Key Difference: Then is generally used to denote next or the time in question. Than is generally used to introduce the second term in a comparative statement.

Two words that often create confusion are then and than. They look and sound similar and therefore, many times we use them interchangeably. The use of one in place of another can turn out to be a blunder. Thus, it is important to determine the differences between these two terms.

Oxford dictionary defines then as

1. At that time; at the time in question:

2. After that; next; afterwards:

3. In that case; therefore:

It can be used as an adverb, an adjective, a noun or an idiom. Let us take some examples in order to understand then.

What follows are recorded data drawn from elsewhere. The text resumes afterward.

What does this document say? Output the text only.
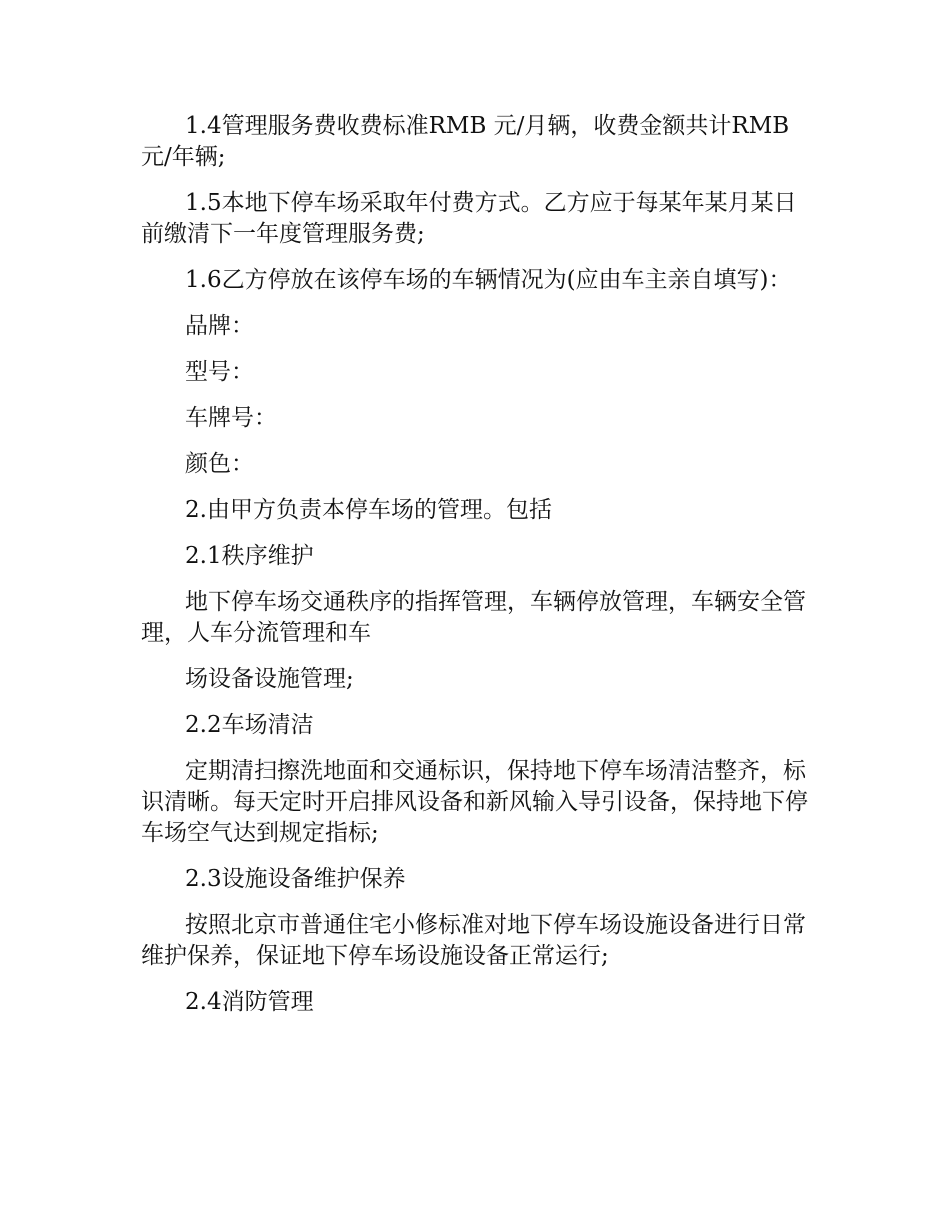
1.4管理服务费收费标准RMB 元/月辆，收费金额共计RMB 元/年辆;

1.5本地下停车场采取年付费方式。乙方应于每某年某月某日前缴清下一年度管理服务费;

1.6乙方停放在该停车场的车辆情况为(应由车主亲自填写)：

品牌：

型号：

车牌号：

颜色：

2.由甲方负责本停车场的管理。包括

2.1秩序维护

地下停车场交通秩序的指挥管理，车辆停放管理，车辆安全管理，人车分流管理和车

场设备设施管理;

2.2车场清洁

定期清扫擦洗地面和交通标识，保持地下停车场清洁整齐，标识清晰。每天定时开启排风设备和新风输入导引设备，保持地下停车场空气达到规定指标;

2.3设施设备维护保养

按照北京市普通住宅小修标准对地下停车场设施设备进行日常维护保养，保证地下停车场设施设备正常运行;

2.4消防管理
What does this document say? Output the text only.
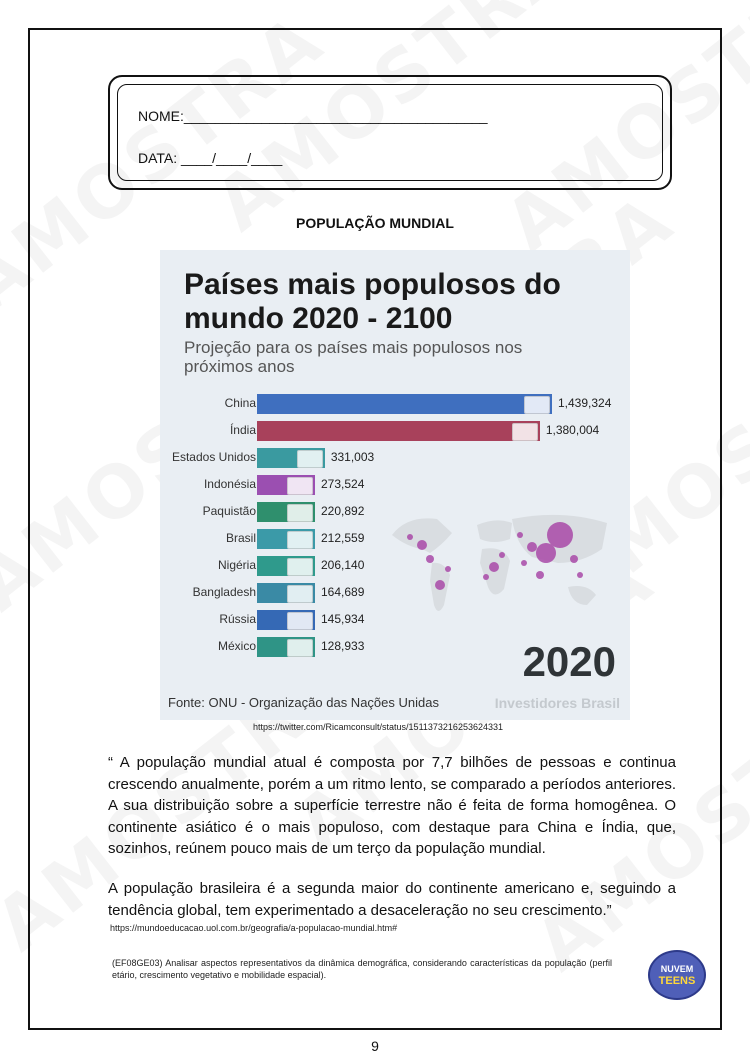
NOME:_______________________________________
DATA: ____/____/____
POPULAÇÃO MUNDIAL
Países mais populosos do mundo 2020 - 2100
Projeção para os países mais populosos nos próximos anos
China	1,439,324
Índia	1,380,004
Estados Unidos	331,003
Indonésia	273,524
Paquistão	220,892
Brasil	212,559
Nigéria	206,140
Bangladesh	164,689
Rússia	145,934
México	128,933	2020
Fonte: ONU - Organização das Nações Unidas	Investidores Brasil
https://twitter.com/Ricamconsult/status/1511373216253624331
“ A população mundial atual é composta por 7,7 bilhões de pessoas e continua crescendo anualmente, porém a um ritmo lento, se comparado a períodos anteriores. A sua distribuição sobre a superfície terrestre não é feita de forma homogênea. O continente asiático é o mais populoso, com destaque para China e Índia, que, sozinhos, reúnem pouco mais de um terço da população mundial.
A população brasileira é a segunda maior do continente americano e, seguindo a tendência global, tem experimentado a desaceleração no seu crescimento.”
https://mundoeducacao.uol.com.br/geografia/a-populacao-mundial.htm#
(EF08GE03) Analisar aspectos representativos da dinâmica demográfica, considerando características da população (perfil etário, crescimento vegetativo e mobilidade espacial).
NUVEM
TEENS
9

  1. In 1973, he was awarded by the then President.
  2. He first went to watch a movie, and then went for a walk with friends.
  3. If she recovers in few weeks, then there would be nothing to worry about.

It is also used in a phrase stating ‘there and then’ meaning immediately. For example, ‘she got the visa and she booked her tickets there and then’.

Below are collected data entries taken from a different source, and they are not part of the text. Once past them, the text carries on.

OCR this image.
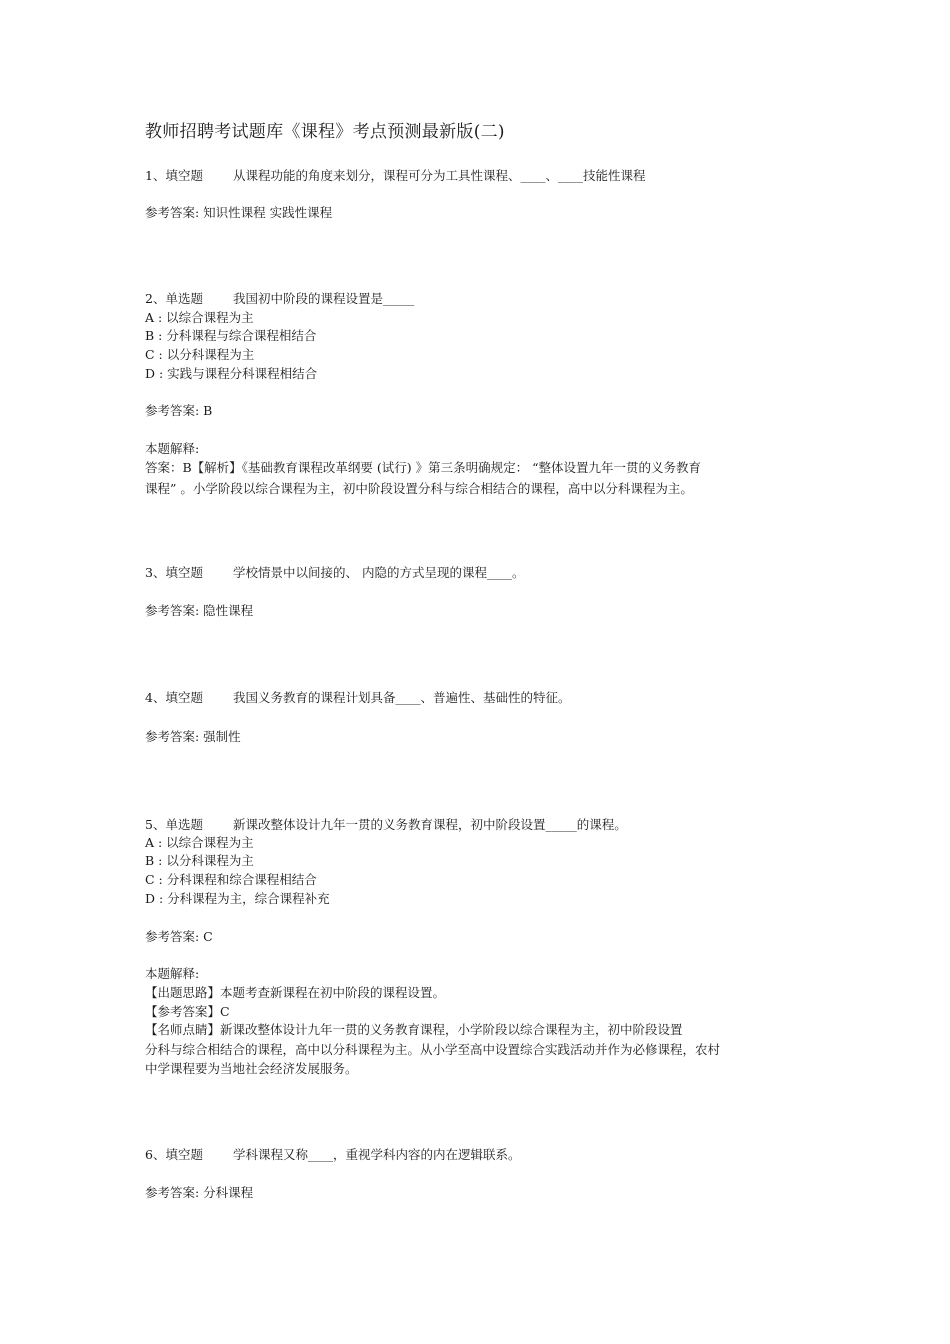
教师招聘考试题库《课程》考点预测最新版(二)
1、填空题 从课程功能的角度来划分，课程可分为工具性课程、____、____技能性课程
参考答案: 知识性课程 实践性课程
2、单选题 我国初中阶段的课程设置是_____
A : 以综合课程为主
B : 分科课程与综合课程相结合
C : 以分科课程为主
D : 实践与课程分科课程相结合
参考答案: B
本题解释:
答案：B【解析】《基础教育课程改革纲要 (试行) 》第三条明确规定： “整体设置九年一贯的义务教育
课程” 。小学阶段以综合课程为主，初中阶段设置分科与综合相结合的课程，高中以分科课程为主。
3、填空题 学校情景中以间接的、 内隐的方式呈现的课程____。
参考答案: 隐性课程
4、填空题 我国义务教育的课程计划具备____、普遍性、基础性的特征。
参考答案: 强制性
5、单选题 新课改整体设计九年一贯的义务教育课程，初中阶段设置_____的课程。
A : 以综合课程为主
B : 以分科课程为主
C : 分科课程和综合课程相结合
D : 分科课程为主，综合课程补充
参考答案: C
本题解释:
【出题思路】本题考查新课程在初中阶段的课程设置。
【参考答案】C
【名师点睛】新课改整体设计九年一贯的义务教育课程，小学阶段以综合课程为主，初中阶段设置
分科与综合相结合的课程，高中以分科课程为主。从小学至高中设置综合实践活动并作为必修课程，农村
中学课程要为当地社会经济发展服务。
6、填空题 学科课程又称____，重视学科内容的内在逻辑联系。
参考答案: 分科课程
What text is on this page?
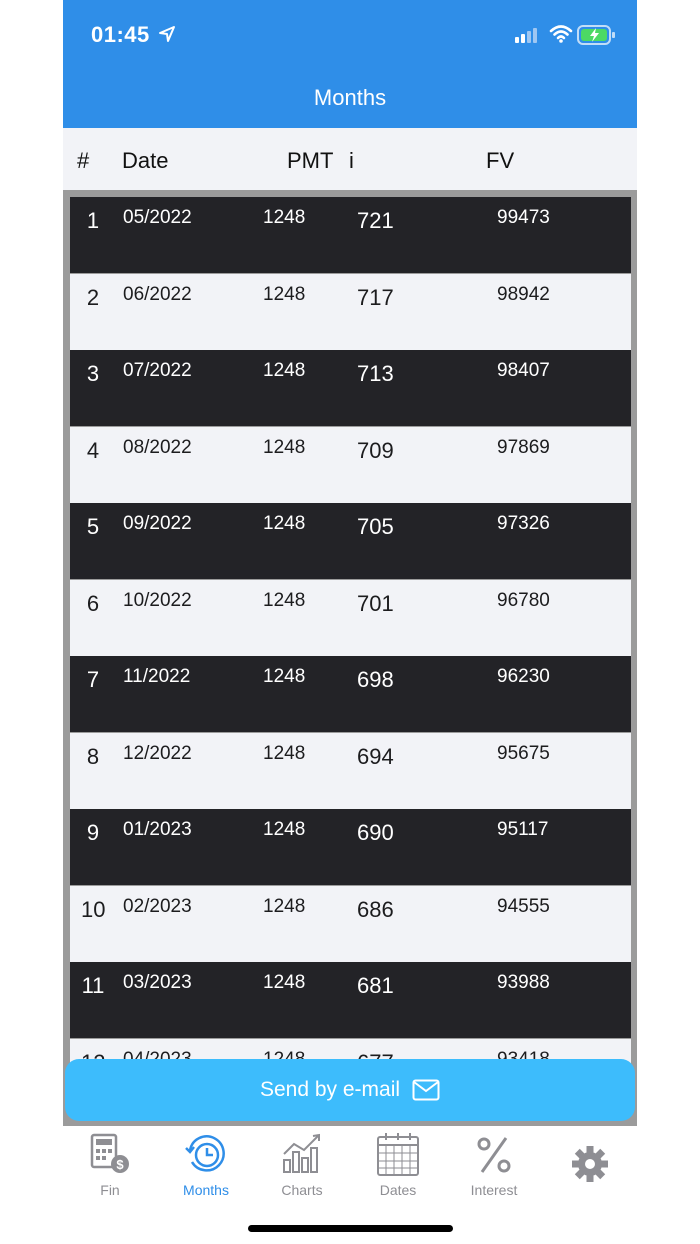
01:45
Months
# Date	PMT i	FV
1	05/2022	1248 721	99473
2	06/2022	1248 717	98942
3	07/2022	1248 713	98407
4	08/2022	1248 709	97869
5	09/2022	1248 705	97326
6	10/2022	1248 701	96780
7	11/2022	1248 698	96230
8	12/2022	1248 694	95675
9	01/2023	1248 690	95117
10 02/2023	1248 686	94555
11 03/2023	1248 681	93988
Send by e-mail
$
Fin	Months	Charts	Dates	Interest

Oxford dictionary defines than as

  1. introducing the second element in a comparison:
  2. used in expressions introducing an exception or a contrast:
  3. used in expressions indicating one thing happening immediately after the another

 Some examples for than are listed below:-

  1. Cheese pizza is better than a simple pizza.
  2. He might take away everything other than his paintings.
  3. I like swimming more than cycling.

The simple rule to apply is that generally for comparisons we use than and for time related context we use then.

Her singing is better than her dancing. In this example, the comparison between singing and dancing is made. Therefore, than is used to introduce dancing in the comparison, as the second term. She sang and then danced. In this example, dancing is preceded by singing and therefore, it is describing an order in which two activities/events took place. Therefore, then is suitable to be used in this sentence. It is primarily used as a conjunction or a preposition.

Thus, we can say that both are quite different from each other and thus, should be used with proper care and attention. The difference may be simple than the expected difference, but still you need to remember the definitions of each. If definitions of both are clear, then there is nothing to worry about.